Electrologica X1

The Electrologica X1 was a digital computer designed and manufactured in the Netherlands from 1958 to 1965. About thirty were produced and sold in the Netherlands and abroad.

The X1 was designed by the Mathematical Centre in Amsterdam, an academic organization that had been involved in computer design since 1947, and manufactured by Electrologica NV, a company formed expressly for the purpose of producing the machine.

The X1 was a solid-state binary computer ("completely transistorized") with magnetic core memory. Word-length was 27 bits and peripherals included punched and magnetic tape. It was one of the first European computers to have an interrupt facility.

Like its counterparts the Zuse Z22 and the ZEBRA, (and the much later ARM architecture), all instructions, not just branches, could be made conditional. This allowed for compact expression of programs. The following example demonstrates the loading of the absolute value of memory at n into the accumulator A:

   2A n P  // copy [n] to A
 N 3A n    // if A is negative, copy -[n] to A

The X1 arithmetic operators used binary fixed-point arithmetic.
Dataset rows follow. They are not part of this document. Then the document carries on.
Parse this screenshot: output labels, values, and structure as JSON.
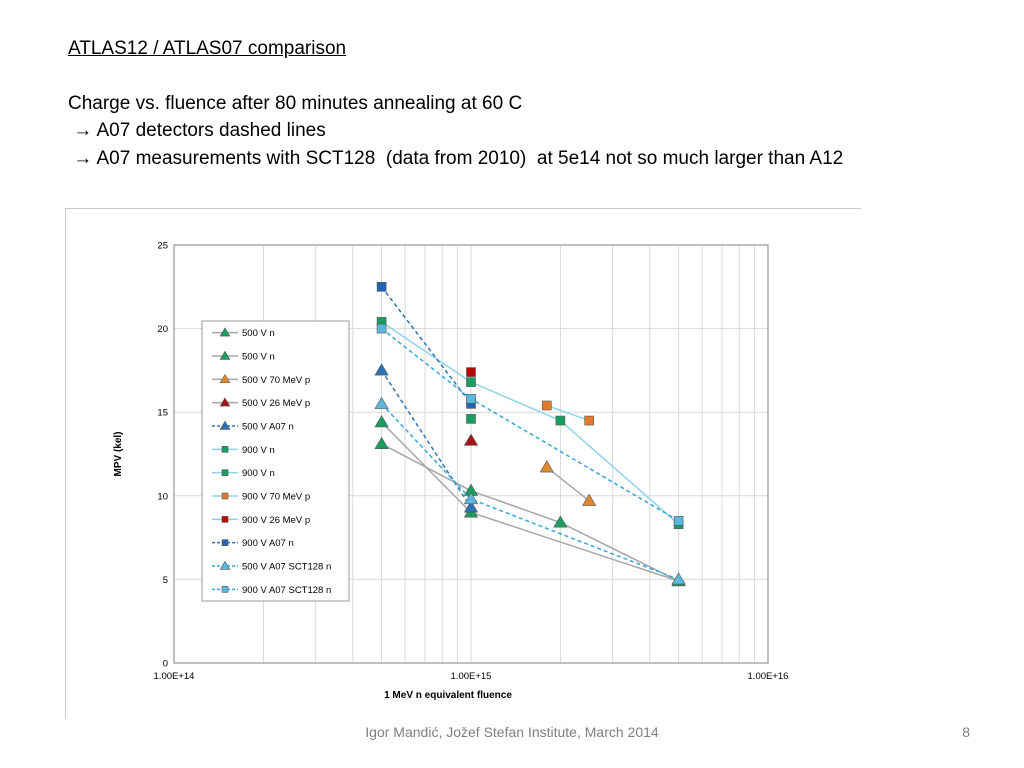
{
  "slide": {
    "title": "ATLAS12 / ATLAS07 comparison",
    "lines": [
      "Charge vs. fluence after 80 minutes annealing at 60 C",
      " → A07 detectors dashed lines",
      " → A07 measurements with SCT128  (data from 2010)  at 5e14 not so much larger than A12"
    ],
    "footer": "Igor Mandić, Jožef Stefan Institute, March 2014",
    "page_number": "8"
  },
  "chart_data": {
    "type": "scatter",
    "title": "",
    "xlabel": "1 MeV n equivalent fluence",
    "ylabel": "MPV (kel)",
    "xscale": "log",
    "xlim": [
      100000000000000.0,
      1e+16
    ],
    "ylim": [
      0,
      25
    ],
    "x_ticks": [
      "1.00E+14",
      "1.00E+15",
      "1.00E+16"
    ],
    "y_ticks": [
      "0",
      "5",
      "10",
      "15",
      "20",
      "25"
    ],
    "grid": true,
    "legend_position": "left",
    "series": [
      {
        "name": "500 V n",
        "color": "#a6a6a6",
        "marker": "triangle",
        "marker_color": "#1a9e5f",
        "dashed": false,
        "x": [
          500000000000000.0,
          1000000000000000.0,
          2000000000000000.0,
          5000000000000000.0
        ],
        "y": [
          13.1,
          10.3,
          8.4,
          4.9
        ]
      },
      {
        "name": "500 V n",
        "color": "#a6a6a6",
        "marker": "triangle",
        "marker_color": "#1a9e5f",
        "dashed": false,
        "x": [
          500000000000000.0,
          1000000000000000.0,
          5000000000000000.0
        ],
        "y": [
          14.4,
          9.0,
          4.9
        ]
      },
      {
        "name": "500 V 70 MeV p",
        "color": "#a6a6a6",
        "marker": "triangle",
        "marker_color": "#e0882c",
        "dashed": false,
        "x": [
          1800000000000000.0,
          2500000000000000.0
        ],
        "y": [
          11.7,
          9.7
        ]
      },
      {
        "name": "500 V 26 MeV p",
        "color": "#a6a6a6",
        "marker": "triangle",
        "marker_color": "#a31515",
        "dashed": false,
        "x": [
          1000000000000000.0
        ],
        "y": [
          13.3
        ]
      },
      {
        "name": "500 V A07 n",
        "color": "#2e74b5",
        "marker": "triangle",
        "marker_color": "#2e74b5",
        "dashed": true,
        "x": [
          500000000000000.0,
          1000000000000000.0
        ],
        "y": [
          17.5,
          9.3
        ]
      },
      {
        "name": "900 V n",
        "color": "#8fd3e8",
        "marker": "square",
        "marker_color": "#1a9e5f",
        "dashed": false,
        "x": [
          500000000000000.0,
          1000000000000000.0,
          2000000000000000.0,
          5000000000000000.0
        ],
        "y": [
          20.4,
          16.8,
          14.5,
          8.3
        ]
      },
      {
        "name": "900 V n",
        "color": "#8fd3e8",
        "marker": "square",
        "marker_color": "#1a9e5f",
        "dashed": false,
        "x": [
          1000000000000000.0
        ],
        "y": [
          14.6
        ]
      },
      {
        "name": "900 V 70 MeV p",
        "color": "#8fd3e8",
        "marker": "square",
        "marker_color": "#e07b2c",
        "dashed": false,
        "x": [
          1800000000000000.0,
          2500000000000000.0
        ],
        "y": [
          15.4,
          14.5
        ]
      },
      {
        "name": "900 V 26 MeV p",
        "color": "#8fd3e8",
        "marker": "square",
        "marker_color": "#c00000",
        "dashed": false,
        "x": [
          1000000000000000.0
        ],
        "y": [
          17.4
        ]
      },
      {
        "name": "900 V A07 n",
        "color": "#2e74b5",
        "marker": "square",
        "marker_color": "#2166b0",
        "dashed": true,
        "x": [
          500000000000000.0,
          1000000000000000.0
        ],
        "y": [
          22.5,
          15.5
        ]
      },
      {
        "name": "500 V A07 SCT128 n",
        "color": "#36a8d8",
        "marker": "triangle",
        "marker_color": "#5bb8dc",
        "dashed": true,
        "x": [
          500000000000000.0,
          1000000000000000.0,
          5000000000000000.0
        ],
        "y": [
          15.5,
          9.8,
          5.0
        ]
      },
      {
        "name": "900 V A07 SCT128 n",
        "color": "#36a8d8",
        "marker": "square",
        "marker_color": "#5bb8dc",
        "dashed": true,
        "x": [
          500000000000000.0,
          1000000000000000.0,
          5000000000000000.0
        ],
        "y": [
          20.0,
          15.8,
          8.5
        ]
      }
    ]
  }
}
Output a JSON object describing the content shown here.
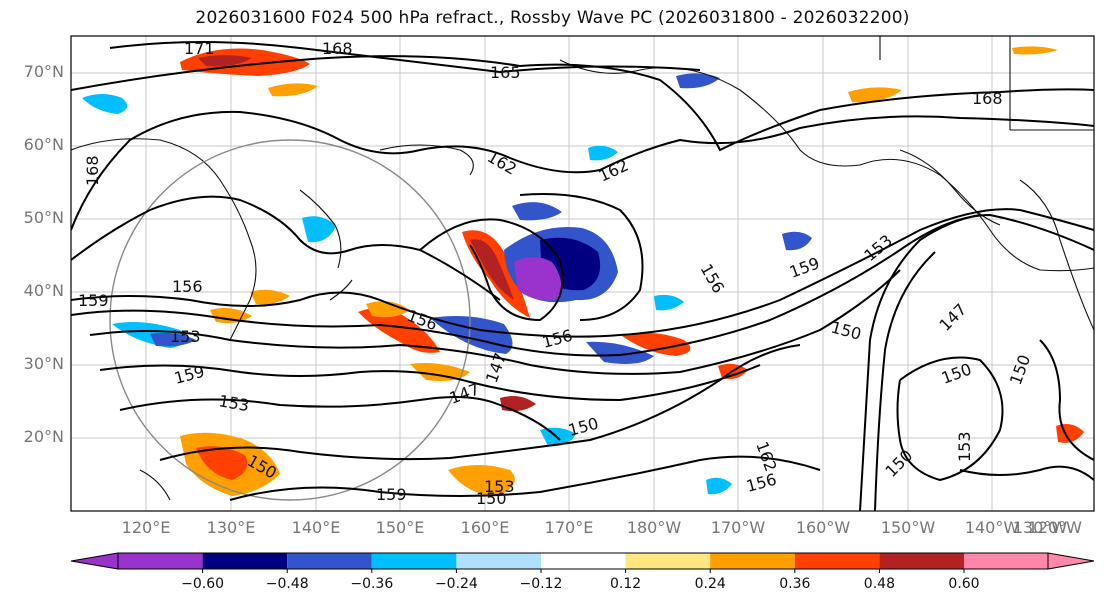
{
  "title": "2026031600 F024 500 hPa refract., Rossby Wave PC (2026031800 - 2026032200)",
  "lat_labels": [
    "70°N",
    "60°N",
    "50°N",
    "40°N",
    "30°N",
    "20°N"
  ],
  "lon_labels": [
    "120°E",
    "130°E",
    "140°E",
    "150°E",
    "160°E",
    "170°E",
    "180°W",
    "170°W",
    "160°W",
    "150°W",
    "140°W",
    "130°W",
    "120°W"
  ],
  "colorbar": {
    "ticks": [
      "−0.60",
      "−0.48",
      "−0.36",
      "−0.24",
      "−0.12",
      "0.12",
      "0.24",
      "0.36",
      "0.48",
      "0.60"
    ],
    "colors": [
      "#9933cc",
      "#000080",
      "#3355cc",
      "#00bfff",
      "#b0e0ff",
      "#ffffff",
      "#ffe680",
      "#ffa000",
      "#ff4000",
      "#b22222",
      "#ff88aa"
    ]
  },
  "contour_labels": {
    "c171": "171",
    "c168a": "168",
    "c165": "165",
    "c168b": "168",
    "c168c": "168",
    "c162a": "162",
    "c162b": "162",
    "c159a": "159",
    "c159b": "159",
    "c159c": "159",
    "c159d": "159",
    "c156a": "156",
    "c156b": "156",
    "c156c": "156",
    "c156d": "156",
    "c156e": "156",
    "c153a": "153",
    "c153b": "153",
    "c153c": "153",
    "c153d": "153",
    "c150a": "150",
    "c150b": "150",
    "c150c": "150",
    "c150d": "150",
    "c150e": "150",
    "c150f": "150",
    "c147a": "147",
    "c147b": "147",
    "c147c": "147",
    "c162c": "162",
    "c153e": "153",
    "c150g": "150"
  }
}
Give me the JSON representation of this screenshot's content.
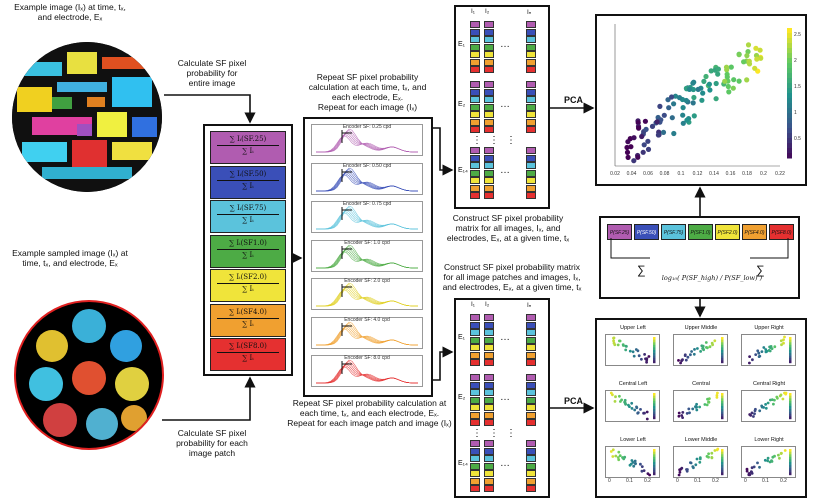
{
  "captions": {
    "example_image": "Example image (Iₓ) at time, tₓ,\nand electrode, Eₓ",
    "calc_entire": "Calculate SF pixel\nprobability for\nentire image",
    "example_sampled": "Example sampled image (Iₓ) at\ntime, tₓ, and electrode, Eₓ",
    "calc_patch": "Calculate SF pixel\nprobability for each\nimage patch",
    "repeat_top": "Repeat SF pixel probability\ncalculation at each time, tₓ, and\neach electrode, Eₓ.\nRepeat for each image (Iₓ)",
    "repeat_bottom": "Repeat SF pixel probability calculation at\neach time, tₓ, and each electrode, Eₓ.\nRepeat for each image patch and image (Iₓ)",
    "construct_top": "Construct SF pixel probability\nmatrix for all images, Iₓ, and\nelectrodes, Eₓ, at a given time, tₓ",
    "construct_bottom": "Construct SF pixel probability matrix\nfor all image patches and images, Iₓ,\nand electrodes, Eₓ, at a given time, tₓ",
    "pca_top": "PCA",
    "pca_bottom": "PCA"
  },
  "formulas": [
    {
      "num": "∑ Iᵢ(SF.25)",
      "den": "∑ Iᵢ",
      "color": "#b05cb0"
    },
    {
      "num": "∑ Iᵢ(SF.50)",
      "den": "∑ Iᵢ",
      "color": "#3a4fb8"
    },
    {
      "num": "∑ Iᵢ(SF.75)",
      "den": "∑ Iᵢ",
      "color": "#5bc3dc"
    },
    {
      "num": "∑ Iᵢ(SF1.0)",
      "den": "∑ Iᵢ",
      "color": "#4dab45"
    },
    {
      "num": "∑ Iᵢ(SF2.0)",
      "den": "∑ Iᵢ",
      "color": "#f0e43a"
    },
    {
      "num": "∑ Iᵢ(SF4.0)",
      "den": "∑ Iᵢ",
      "color": "#f0a030"
    },
    {
      "num": "∑ Iᵢ(SF8.0)",
      "den": "∑ Iᵢ",
      "color": "#e53030"
    }
  ],
  "histograms": [
    {
      "title": "Encoder SF: 0.25 cpd",
      "color": "#b05cb0"
    },
    {
      "title": "Encoder SF: 0.50 cpd",
      "color": "#3a4fb8"
    },
    {
      "title": "Encoder SF: 0.75 cpd",
      "color": "#5bc3dc"
    },
    {
      "title": "Encoder SF: 1.0 cpd",
      "color": "#4dab45"
    },
    {
      "title": "Encoder SF: 2.0 cpd",
      "color": "#e0d020"
    },
    {
      "title": "Encoder SF: 4.0 cpd",
      "color": "#f0a030"
    },
    {
      "title": "Encoder SF: 8.0 cpd",
      "color": "#e53030"
    }
  ],
  "matrix": {
    "headers": [
      "I₁",
      "I₂",
      "Iₙ"
    ],
    "top_electrodes": [
      "E₁",
      "E₂",
      "E₁₄"
    ],
    "bottom_electrodes": [
      "E₁",
      "E₂",
      "E₁₄"
    ],
    "dots": "…",
    "vdots": "⋮"
  },
  "legend": {
    "labels": [
      "P(SF.25)",
      "P(SF.50)",
      "P(SF.75)",
      "P(SF1.0)",
      "P(SF2.0)",
      "P(SF4.0)",
      "P(SF8.0)"
    ],
    "sum_left": "∑",
    "sum_right": "∑",
    "log_formula": "log₁₀( P(SF_high) / P(SF_low) )"
  },
  "scatter_main": {
    "xticks": [
      "0.02",
      "0.04",
      "0.06",
      "0.08",
      "0.1",
      "0.12",
      "0.14",
      "0.16",
      "0.18",
      "0.2",
      "0.22"
    ],
    "cbar_ticks": [
      "2.5",
      "2",
      "1.5",
      "1",
      "0.5"
    ]
  },
  "small_multiples": {
    "titles": [
      "Upper Left",
      "Upper Middle",
      "Upper Right",
      "Central Left",
      "Central",
      "Central Right",
      "Lower Left",
      "Lower Middle",
      "Lower Right"
    ],
    "xticks": [
      "0",
      "0.1",
      "0.2"
    ]
  },
  "colors": {
    "sf": [
      "#b05cb0",
      "#3a4fb8",
      "#5bc3dc",
      "#4dab45",
      "#f0e43a",
      "#f0a030",
      "#e53030"
    ]
  }
}
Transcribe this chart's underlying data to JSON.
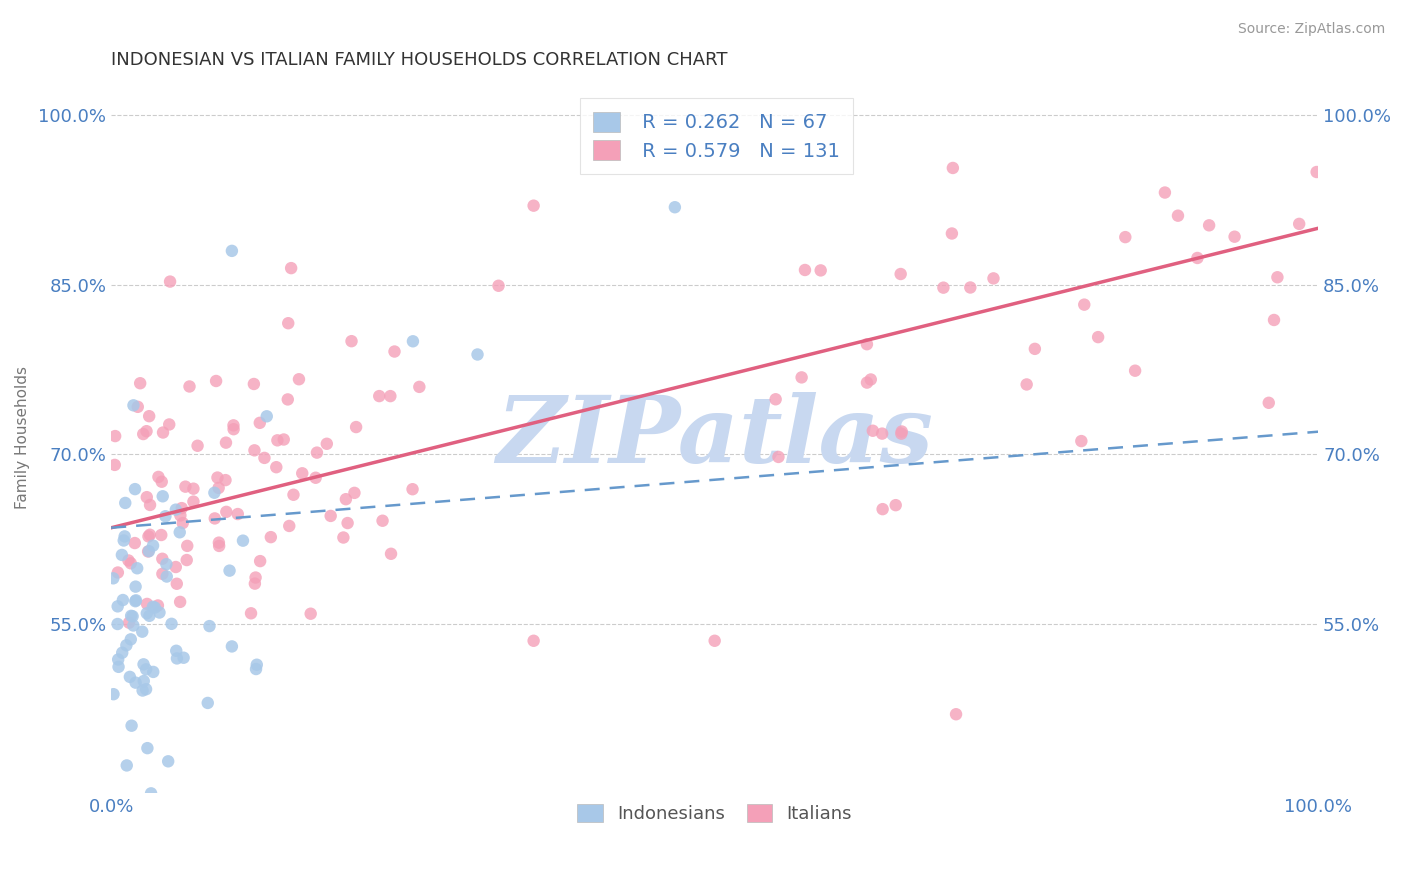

A notable peculiarity of the X1, or at least of the people who worked with it, was the use of base-32 notation when writing addresses.

The X1 was the subject of Edsger Dijkstra's Ph.D. dissertation, and the target of the first complete working ALGOL 60 compiler, completed by Dijkstra and Jaap Zonneveld. In 1965, the X1 was superseded by the X8. Electrologica was taken over by Philips a few years later.